The political ecology of drip irrigation infrastructure: efficiency and gendered labour dynamics in IndiaWednesday 21 October, 2020 – Wednesday 21 October, 2020
3:00 PM – 5:00 PM
Part of the Hazard, Risk and Disaster (HRD) Research Seminar Series 2020-21.
This paper draws on a case from northwestern India to examine the relationship between the diffusion of drip irrigation, state support programs and gendered labour dynamics in assembling and maintaining drip irrigation infrastructure.
Drip irrigation is promoted globally as a water conserving technology that enhances water-use efficiency by increasing yields with less water, while freeing up "saved" water for other uses. India leads the world in the rate of expansion of drip irrigation and total area. Relying on policy analysis and interviews with farmers, female labourers, drip irrigation dealers and government officials between 2015 and 2020, the paper has three main findings:
- First, drip irrigation infrastructure takes on a form of "big water infrastructure" that is not only the result of state action but is realized through the aggregation of decentralized individual farmer adoption decisions, which hinge on a series of actors including female laborers.
- Second, on-demand female labourers provide critical labour inputs, which are the origin of efficiency gains and lend the infrastructure its durability.
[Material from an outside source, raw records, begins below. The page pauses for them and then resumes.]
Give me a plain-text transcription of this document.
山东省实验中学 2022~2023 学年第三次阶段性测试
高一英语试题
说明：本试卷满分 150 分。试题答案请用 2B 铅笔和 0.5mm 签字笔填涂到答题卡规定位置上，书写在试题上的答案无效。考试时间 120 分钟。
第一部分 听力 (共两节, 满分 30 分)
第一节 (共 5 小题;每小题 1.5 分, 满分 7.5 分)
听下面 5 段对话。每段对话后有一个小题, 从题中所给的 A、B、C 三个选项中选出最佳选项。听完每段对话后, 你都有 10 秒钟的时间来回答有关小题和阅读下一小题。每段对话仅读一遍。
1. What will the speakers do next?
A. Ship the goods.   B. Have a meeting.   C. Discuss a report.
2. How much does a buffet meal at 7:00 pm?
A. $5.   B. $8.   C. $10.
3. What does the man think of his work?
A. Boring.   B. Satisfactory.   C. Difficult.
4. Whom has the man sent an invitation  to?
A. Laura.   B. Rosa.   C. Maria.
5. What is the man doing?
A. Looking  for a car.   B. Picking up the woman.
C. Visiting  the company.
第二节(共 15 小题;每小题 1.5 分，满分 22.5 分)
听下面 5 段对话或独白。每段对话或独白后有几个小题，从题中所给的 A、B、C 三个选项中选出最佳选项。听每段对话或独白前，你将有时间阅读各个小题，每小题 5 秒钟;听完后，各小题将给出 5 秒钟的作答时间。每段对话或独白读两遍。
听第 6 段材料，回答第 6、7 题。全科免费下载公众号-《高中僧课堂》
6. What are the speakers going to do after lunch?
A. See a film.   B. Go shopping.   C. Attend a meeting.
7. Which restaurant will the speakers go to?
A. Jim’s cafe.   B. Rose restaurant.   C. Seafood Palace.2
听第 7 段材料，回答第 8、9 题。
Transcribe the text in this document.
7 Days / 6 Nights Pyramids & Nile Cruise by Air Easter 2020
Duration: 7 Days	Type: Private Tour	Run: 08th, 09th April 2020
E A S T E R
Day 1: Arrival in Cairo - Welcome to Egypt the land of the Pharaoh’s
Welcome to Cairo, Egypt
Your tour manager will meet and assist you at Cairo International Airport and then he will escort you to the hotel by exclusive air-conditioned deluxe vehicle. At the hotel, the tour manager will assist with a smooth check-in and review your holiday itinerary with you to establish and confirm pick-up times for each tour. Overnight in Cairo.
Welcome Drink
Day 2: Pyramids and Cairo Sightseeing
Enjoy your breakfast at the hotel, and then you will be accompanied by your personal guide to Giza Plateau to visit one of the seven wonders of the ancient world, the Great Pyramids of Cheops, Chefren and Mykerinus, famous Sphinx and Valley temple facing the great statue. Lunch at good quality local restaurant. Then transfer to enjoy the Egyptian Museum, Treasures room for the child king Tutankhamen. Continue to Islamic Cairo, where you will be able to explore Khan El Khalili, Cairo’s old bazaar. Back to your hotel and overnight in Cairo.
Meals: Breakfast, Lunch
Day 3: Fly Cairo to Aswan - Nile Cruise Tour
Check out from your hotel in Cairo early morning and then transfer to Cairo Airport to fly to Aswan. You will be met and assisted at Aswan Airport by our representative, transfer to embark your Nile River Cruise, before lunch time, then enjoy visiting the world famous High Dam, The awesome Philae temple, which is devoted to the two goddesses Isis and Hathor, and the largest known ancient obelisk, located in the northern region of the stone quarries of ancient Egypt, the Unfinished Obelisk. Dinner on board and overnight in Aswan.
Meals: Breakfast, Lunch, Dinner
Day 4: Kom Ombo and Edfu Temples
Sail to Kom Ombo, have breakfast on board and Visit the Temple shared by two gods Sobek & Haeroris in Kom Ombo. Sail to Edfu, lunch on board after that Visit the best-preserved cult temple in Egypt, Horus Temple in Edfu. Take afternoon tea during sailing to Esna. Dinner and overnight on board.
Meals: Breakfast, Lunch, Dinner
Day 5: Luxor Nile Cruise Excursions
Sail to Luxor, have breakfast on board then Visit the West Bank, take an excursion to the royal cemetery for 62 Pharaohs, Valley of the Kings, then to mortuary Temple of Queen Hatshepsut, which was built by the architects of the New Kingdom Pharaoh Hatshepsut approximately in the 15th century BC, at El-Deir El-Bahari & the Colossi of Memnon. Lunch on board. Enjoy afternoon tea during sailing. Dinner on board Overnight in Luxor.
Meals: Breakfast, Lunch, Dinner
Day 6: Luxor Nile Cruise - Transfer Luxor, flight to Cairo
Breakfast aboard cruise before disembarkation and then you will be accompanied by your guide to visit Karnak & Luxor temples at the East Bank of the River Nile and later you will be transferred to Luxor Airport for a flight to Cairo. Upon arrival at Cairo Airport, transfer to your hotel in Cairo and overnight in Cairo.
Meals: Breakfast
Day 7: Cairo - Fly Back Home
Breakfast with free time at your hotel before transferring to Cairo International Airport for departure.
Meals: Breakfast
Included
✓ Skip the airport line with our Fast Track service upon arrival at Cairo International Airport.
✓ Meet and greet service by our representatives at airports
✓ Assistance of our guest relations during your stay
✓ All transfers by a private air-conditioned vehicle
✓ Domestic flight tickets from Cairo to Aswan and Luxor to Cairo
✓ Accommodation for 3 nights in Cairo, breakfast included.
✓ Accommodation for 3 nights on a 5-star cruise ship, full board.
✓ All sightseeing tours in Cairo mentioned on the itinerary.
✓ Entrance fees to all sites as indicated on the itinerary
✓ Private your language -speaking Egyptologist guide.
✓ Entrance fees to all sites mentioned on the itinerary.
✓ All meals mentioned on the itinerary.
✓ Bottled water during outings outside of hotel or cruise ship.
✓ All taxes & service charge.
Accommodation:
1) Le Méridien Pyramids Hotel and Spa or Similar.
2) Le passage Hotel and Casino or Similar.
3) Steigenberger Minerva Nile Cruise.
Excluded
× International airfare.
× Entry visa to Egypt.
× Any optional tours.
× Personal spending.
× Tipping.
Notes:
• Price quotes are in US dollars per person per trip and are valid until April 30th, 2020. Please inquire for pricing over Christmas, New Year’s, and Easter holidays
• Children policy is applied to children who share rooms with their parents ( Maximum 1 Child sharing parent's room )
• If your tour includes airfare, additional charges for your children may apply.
The success of drip irrigation is due to a feminine labour subsidy, which becomes apparent by viewing drip irrigation not as a dis-embedded technology but as an infrastructure.
- Third, the material politics of drip irrigation infrastructure are an emergent property of the gendered assembly of drip irrigation as infrastructure, which is not leading to major benefits for female labourers.
The conclusion discusses prospects for reassembling drip irrigation infrastructure in more materially just ways and its implications for the political ecology of water infrastructure.
About the speaker
Trevor Birkenholtz (PhD, The Ohio State University) is Associate Professor of Geography at The Pennsylvania State University, USA, and is a political ecologist and development geographer. In his research, he studies the political economy of access to and control over water resources, and the politics of science and technology, particularly around water conserving technologies and water infrastructure.
He currently has two main research projects that focus on the social, political and ecological dynamics of water scarcity and water infrastructure in India. In the first, he examines the socioecology of drip irrigation systems as a water conservation technology. In doing so, he attempts to understand the political ecological conditions under which these systems may or may not lead to water savings in agriculture, as well as the gendered dynamics of its labour demands. The second is a book project, titled Infrastructures of Dispossession, where he examines large-scale water infrastructure (i.e. the Indian River-Linking Project) that is transferring water from agrarian to urban spaces. Here he focuses on the international dimensions of financing these projects, the consequences of rural to urban transfers of water for irrigated agriculture and agrarian change, and the implications of these transformations for struggles over water.
Prior to joining Penn State, he was Associate Professor of Geography at both the University of Illinois at Urbana-Champaign and Rutgers University. Professor Birkenholtz has published in several leading journals, including the Annals of the Association of American Geographers, Geoforum, and Progress in Human Geography, among others. He is former editor of Geography Compass and former Chair of the AAG’s Cultural and Political Ecology Specialty Group. In 2017, he was awarded the AAG’s Robert Netting Award for his contributions to scholarship at the intersection of Anthropology and Geography.